Pensé que, por tratarse de un hombre psíquicamente desequilibrado y completamente desecho, no era sorprendente que hubiera perdido la memoria. Pero había algo extraño en su caso: el recuerdo de la libreta perdida parecía grabado a fuego en su mente, como si nunca dejara de pensar en eso. No sabía que la habían encontrado, ni advertía la crueldad del paso del tiempo en su persona. No le quedaba nada de nada, excepto ese único recuerdo: su libreta. A medida que pasaban los meses, se aferraba con fuerza a su recuerdo y persistía en la búsqueda…, aunque habían pasado más de veinte años.
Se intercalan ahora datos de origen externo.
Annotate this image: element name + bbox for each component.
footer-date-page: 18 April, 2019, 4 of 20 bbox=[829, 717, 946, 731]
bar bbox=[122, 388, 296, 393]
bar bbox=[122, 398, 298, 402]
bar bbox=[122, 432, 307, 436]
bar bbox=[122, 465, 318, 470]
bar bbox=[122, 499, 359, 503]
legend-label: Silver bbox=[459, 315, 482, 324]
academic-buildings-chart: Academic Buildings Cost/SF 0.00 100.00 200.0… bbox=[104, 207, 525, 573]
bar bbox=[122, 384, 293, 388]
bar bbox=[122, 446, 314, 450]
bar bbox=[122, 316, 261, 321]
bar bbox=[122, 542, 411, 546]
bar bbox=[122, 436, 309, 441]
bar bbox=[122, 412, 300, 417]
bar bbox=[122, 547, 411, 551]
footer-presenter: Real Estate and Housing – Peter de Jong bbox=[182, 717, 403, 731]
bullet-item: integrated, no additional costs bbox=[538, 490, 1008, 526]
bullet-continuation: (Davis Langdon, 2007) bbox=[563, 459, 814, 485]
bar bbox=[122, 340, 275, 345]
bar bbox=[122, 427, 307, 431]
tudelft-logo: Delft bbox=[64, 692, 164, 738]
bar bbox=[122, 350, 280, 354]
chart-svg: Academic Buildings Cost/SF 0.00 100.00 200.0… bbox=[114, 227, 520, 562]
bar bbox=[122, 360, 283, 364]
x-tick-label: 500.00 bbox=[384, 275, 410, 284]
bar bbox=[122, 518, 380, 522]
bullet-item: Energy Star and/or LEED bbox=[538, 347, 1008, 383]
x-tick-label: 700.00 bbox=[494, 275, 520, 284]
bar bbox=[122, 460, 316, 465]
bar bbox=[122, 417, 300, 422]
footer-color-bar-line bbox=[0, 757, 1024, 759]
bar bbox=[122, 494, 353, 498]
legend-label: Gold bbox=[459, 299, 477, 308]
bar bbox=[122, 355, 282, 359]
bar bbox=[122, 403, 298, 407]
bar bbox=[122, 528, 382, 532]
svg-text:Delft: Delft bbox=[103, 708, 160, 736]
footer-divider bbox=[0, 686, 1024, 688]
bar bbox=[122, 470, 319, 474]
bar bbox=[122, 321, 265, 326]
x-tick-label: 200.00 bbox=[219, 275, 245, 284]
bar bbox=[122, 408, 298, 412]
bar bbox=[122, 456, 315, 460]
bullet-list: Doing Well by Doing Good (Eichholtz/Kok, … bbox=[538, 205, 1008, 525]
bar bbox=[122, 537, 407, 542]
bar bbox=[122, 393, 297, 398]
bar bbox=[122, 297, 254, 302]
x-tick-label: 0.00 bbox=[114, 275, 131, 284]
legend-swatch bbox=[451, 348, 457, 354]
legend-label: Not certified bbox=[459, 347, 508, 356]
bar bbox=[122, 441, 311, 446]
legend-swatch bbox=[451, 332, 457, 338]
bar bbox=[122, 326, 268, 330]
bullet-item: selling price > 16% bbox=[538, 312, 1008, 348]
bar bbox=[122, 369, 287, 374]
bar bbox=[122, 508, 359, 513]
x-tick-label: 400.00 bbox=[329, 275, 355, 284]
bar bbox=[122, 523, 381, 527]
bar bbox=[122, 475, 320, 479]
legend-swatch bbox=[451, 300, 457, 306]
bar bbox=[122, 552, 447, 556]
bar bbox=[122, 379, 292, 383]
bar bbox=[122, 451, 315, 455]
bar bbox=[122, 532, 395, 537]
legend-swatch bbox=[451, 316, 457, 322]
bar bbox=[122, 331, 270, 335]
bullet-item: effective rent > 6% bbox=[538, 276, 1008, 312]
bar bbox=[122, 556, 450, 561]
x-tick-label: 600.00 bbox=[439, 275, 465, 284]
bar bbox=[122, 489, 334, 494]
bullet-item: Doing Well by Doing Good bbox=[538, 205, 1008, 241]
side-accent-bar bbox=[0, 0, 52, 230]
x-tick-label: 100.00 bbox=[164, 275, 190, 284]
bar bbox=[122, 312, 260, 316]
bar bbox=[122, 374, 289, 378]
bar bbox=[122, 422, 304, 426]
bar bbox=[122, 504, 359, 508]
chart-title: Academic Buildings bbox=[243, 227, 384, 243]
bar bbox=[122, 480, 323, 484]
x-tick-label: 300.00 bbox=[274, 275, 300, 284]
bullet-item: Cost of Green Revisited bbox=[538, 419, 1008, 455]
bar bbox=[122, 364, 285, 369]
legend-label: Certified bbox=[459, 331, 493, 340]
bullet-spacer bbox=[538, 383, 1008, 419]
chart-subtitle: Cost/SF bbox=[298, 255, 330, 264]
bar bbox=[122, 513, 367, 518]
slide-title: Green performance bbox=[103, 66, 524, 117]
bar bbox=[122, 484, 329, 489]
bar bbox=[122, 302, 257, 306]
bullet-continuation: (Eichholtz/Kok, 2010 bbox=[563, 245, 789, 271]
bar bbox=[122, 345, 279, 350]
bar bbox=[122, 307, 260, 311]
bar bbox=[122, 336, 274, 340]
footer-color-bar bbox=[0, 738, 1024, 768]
Y la búsqueda continúa hasta hoy.
¿Qué pasará mañana?
¿Ocurrirá algo inesperado?
«Quizá», me digo tristemente.
La tercera razón por la que he escrito esta última sección tiene que ver con las peticiones de mis lectores. Algunos están ansiosos por creer en fuerzas oscuras y maquinaciones malignas. Creen en reuniones secretas detrás de la escena y en toda clase de conspiraciones. Esas personas, como es comprensible, esperan de mí que escriba algo de ese estilo. El problema es que también hay muchos lectores —la mayoría— que son extremadamente prácticos. A ese tipo de lectores les gusta llegar al fondo de las cosas y comprenderlas en todos sus detalles. No pueden dejar de darle vueltas a todo y se preguntan, por ejemplo: ¿qué pasó después de NEGRO? Si su curiosidad queda insatisfecha, se enfadan, porque necesitan saber. Para este último grupo decidí escribir esta sección.
Así pues, en el verano del año siguiente, volví a visitar la Unidad 701.